The attorneys general of Arkansas and Texas, the states leading the suit, announced that the lawsuit will be filed sometime Thursday. Between $150 million and $400 million might be at stake, the attorneys general say.

The suit centers on how Delaware handled uncashed and unclaimed checks sold by the money transfer service MoneyGram.

Under federal law, the office of Arkansas Attorney General Leslie Rutledge writes, "such abandoned and unclaimed property should be turned over to the state where the property was purchased."

But instead, the lawsuit alleges, MoneyGram handed millions of dollars' worth of the checks over to Delaware — the state where MoneyGram is incorporated, Rutledge says.

"Delaware in turn kept all moneys for its financial gain," a statement from Texas Attorney General Ken Paxton's office said.

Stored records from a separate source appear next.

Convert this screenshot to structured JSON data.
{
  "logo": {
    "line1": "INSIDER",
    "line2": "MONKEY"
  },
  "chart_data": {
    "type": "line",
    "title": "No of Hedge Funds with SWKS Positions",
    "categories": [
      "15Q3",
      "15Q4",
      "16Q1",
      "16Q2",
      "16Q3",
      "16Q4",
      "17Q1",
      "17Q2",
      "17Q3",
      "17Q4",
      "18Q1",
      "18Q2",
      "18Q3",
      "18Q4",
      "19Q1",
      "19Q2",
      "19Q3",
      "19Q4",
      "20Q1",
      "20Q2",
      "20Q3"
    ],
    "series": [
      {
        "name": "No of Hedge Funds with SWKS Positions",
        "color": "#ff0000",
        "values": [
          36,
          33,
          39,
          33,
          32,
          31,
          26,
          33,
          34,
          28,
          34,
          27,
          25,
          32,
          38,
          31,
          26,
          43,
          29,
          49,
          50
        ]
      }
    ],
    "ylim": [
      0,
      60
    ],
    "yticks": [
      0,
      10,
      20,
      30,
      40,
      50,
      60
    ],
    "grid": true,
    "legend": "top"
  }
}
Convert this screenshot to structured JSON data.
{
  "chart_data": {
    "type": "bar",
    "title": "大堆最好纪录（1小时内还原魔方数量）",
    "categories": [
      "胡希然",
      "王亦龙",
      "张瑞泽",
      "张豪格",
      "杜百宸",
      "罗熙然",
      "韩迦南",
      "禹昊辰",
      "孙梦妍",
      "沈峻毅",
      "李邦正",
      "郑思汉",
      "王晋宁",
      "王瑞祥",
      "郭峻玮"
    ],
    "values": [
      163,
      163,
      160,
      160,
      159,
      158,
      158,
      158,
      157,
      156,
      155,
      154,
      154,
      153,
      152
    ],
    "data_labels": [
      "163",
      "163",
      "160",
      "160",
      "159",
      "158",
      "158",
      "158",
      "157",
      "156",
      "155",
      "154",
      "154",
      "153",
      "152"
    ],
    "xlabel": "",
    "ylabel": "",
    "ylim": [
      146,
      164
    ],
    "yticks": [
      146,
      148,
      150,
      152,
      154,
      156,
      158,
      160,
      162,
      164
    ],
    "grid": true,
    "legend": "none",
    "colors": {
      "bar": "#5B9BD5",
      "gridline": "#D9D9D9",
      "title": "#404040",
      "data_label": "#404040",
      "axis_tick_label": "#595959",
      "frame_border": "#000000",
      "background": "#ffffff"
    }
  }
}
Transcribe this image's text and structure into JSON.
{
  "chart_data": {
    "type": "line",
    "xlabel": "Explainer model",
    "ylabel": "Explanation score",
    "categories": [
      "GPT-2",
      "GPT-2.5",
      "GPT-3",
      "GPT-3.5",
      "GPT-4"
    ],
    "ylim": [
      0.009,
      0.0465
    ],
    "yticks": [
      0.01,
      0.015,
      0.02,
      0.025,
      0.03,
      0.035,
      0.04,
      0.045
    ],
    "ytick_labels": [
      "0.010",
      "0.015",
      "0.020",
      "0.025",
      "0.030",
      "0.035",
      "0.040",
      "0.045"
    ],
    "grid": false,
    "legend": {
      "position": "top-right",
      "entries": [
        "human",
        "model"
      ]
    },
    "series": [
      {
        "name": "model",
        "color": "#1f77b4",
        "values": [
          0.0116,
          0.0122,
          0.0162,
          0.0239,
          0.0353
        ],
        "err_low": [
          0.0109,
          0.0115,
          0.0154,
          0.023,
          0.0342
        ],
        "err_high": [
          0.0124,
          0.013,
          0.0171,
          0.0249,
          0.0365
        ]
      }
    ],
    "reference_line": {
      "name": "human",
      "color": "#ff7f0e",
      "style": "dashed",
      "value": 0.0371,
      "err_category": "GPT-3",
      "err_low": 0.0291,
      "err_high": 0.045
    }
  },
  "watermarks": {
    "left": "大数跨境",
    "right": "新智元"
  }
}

The Dallas Morning News reports that Paxton says the mishandling of funds has been happening for four or five years.

"Arkansas taxpayers have been robbed," Rutledge said.

The alleged mishandling of the unclaimed checks was uncovered by the office of Arkansas State Auditor Andrea Lea. The suit is being filed in U.S. Supreme Court, which has jurisdiction over disputes between the states.

In addition to Texas and Arkansas, the other states in the lawsuit are Alabama, Arizona, Colorado, Florida, Idaho, Indiana, Kansas, Kentucky, Louisiana, Michigan, Montana, Nebraska, Nevada, North Dakota, Ohio, Oklahoma, South Carolina, Utah and West Virginia.